Anders als das Landgericht vertritt der Senat nicht die Auffassung, dass der Verstoß gegen § 1594 Abs. 2 BGB gemäß § 1598 Abs. 2 BGB geheilt ist. Sind seit der Eintragung in ein deutsches Personenstandsbuch fünf Jahre verstrichen, so ist diese Anerkennung nach § 1598 Abs. 2 BGB wirksam, auch wenn sie den Erfordernissen der vorstehenden Vorschriften nicht genügt. Zu diesen Vorschriften - das ist dem Landgericht zuzugeben - zählt zunächst auch § 1594 Abs. 2 BGB. Dennoch ist § 1598 Abs. 2 BGB nicht auf die Anerkennungssperre des § 1594 Abs. 2 BGB anzuwenden (Rausch in jurisPK-BGB, 3. Aufl. 2006, § 1598 Rn. 11; RGRK/Böckermann, BGB, 12. Aufl., § 1600 f a.
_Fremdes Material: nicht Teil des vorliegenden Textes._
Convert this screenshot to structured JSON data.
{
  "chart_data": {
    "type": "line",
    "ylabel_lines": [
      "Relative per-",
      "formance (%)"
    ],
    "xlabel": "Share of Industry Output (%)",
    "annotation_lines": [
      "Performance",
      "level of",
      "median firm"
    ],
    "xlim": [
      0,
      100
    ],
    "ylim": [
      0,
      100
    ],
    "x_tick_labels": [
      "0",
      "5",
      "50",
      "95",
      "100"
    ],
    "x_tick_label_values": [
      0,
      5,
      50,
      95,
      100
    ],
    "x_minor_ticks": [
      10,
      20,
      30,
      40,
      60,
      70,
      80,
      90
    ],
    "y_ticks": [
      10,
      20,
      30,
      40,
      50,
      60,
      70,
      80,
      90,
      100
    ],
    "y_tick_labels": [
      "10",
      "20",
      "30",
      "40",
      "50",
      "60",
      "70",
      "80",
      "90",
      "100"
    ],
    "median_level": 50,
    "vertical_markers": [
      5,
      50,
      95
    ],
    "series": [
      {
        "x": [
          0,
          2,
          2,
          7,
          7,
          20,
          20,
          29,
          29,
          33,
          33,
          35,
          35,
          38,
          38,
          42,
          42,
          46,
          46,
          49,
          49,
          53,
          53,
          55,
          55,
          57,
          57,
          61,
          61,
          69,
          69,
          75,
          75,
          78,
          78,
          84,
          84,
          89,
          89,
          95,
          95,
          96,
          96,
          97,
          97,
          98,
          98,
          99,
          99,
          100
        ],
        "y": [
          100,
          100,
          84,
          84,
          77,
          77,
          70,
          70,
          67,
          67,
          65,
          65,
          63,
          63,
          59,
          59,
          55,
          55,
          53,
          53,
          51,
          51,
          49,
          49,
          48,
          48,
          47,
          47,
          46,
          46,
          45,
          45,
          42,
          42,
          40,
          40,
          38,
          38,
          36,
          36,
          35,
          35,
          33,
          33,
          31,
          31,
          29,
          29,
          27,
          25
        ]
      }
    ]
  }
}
F. Rn. 9; Staudinger/Rauscher [2000], BGB, § 1598 Rn. 18). Das ergibt eine teleologische Auslegung von § 1598 Abs. 2 BGB. Nach ihrem Zweck soll die Heilungsvorschrift des § 1598 Abs. 2 BGB zur Befriedung von Unklarheiten über die Wirksamkeit der Anerkennung führen (Staudinger/Rauscher [2000], BGB, § 1598 Rn. 18). Die Anwendung des § 1598 Abs. 2 BGB verursachte jedoch eine nicht denkbare Doppelvaterschaft (RGRK/Böckermann, BGB, 12. Aufl., § 1600 f a. F. Rn. 8), was nicht zur Beseitigung von Unklarheiten beiträgt. Denn der Beteiligte zu 5 ist Vater gemäß § 1592 Nr. 1 BGB. Der Senat teilt hier nicht die Auffassung des Landgerichts, dass der Verfahrensbeteiligte zu 5 seine Vaterschaft durch eine etwaige Heilung gemäß § 1598 Abs. 2 BGB verlöre. § 1598 Abs. 2 BGB ordnet allein die Wirksamkeit einer unrichtigen Eintragung in ein deutsches Personenstandsbuch an. Die Vaterschaft des Verfahrensbeteiligten zu 5 ist jedoch im Geburtenbuch nicht eingetragen; § 1598 Abs. 2 BGB kann daher nicht einen Verlust der Vaterschaft des Verfahrensbeteiligten zu 5 bewirken.

Das Verfahren über die weitere Beschwerde ist gemäß § 131 Abs. 1 Satz 2 KostO gebührenfrei. Die Kosten des Beschwerdeverfahrens vor dem Landgericht hat die Verfahrensbeteiligte zu 3 gemäß § 131 Abs. 1 Satz 1 Nr. 1 KostO zu tragen.